In 2004, Jeff Liker introduced the world to the principles of management at Toyota. Those principles were not only a great discovery for everyone outside Toyota but also for Toyota themselves, an organization that for decades has forged both a working culture and management principles at Gemba they themselves found difficult to explain. The elevated context and the discrete Japanese communication culture by no means helped Toyota communicate their management principles to and within their organization.

Jeff Liker’s publication in 2004, which we highly recommend you to buy here, assisted Toyota in reinforcing the explanation of the first internal document of only 14 pages, entitled “The Toyota Way”, shared with the entire organization three years earlier. It was Toyota´s President Mr Akio Toyoda, the grandson of the founder, who invited Jeff to the company’s headquarters to thank him for the publication of his book and to acknowledge the impact it has had in continuing learning and developing Toyota´s culture.

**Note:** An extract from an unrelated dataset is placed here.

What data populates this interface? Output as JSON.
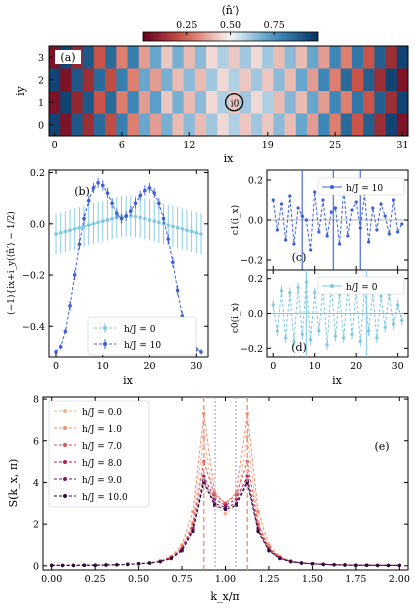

Today, we would like to share both the main lessons we have extracted from the book as well as those we have experienced at Gemba in these 16 years.

Before you start reading, please do not forget the gist of the Toyota Way. It is not about doing workshops, improvement events, or implementing tools. It is about a learning system where real practice happens every day at Gemba. Fujio Cho, explains it brilliantly in this excerpt

“Many good western companies have respect for individuals, practice continuous improvement and implement Lean. But what is important is having all of these elements together as a system. It must be practiced every day in a very consistent manner, neither casually nor without a pattern, but in a very concrete way so that it creates value”.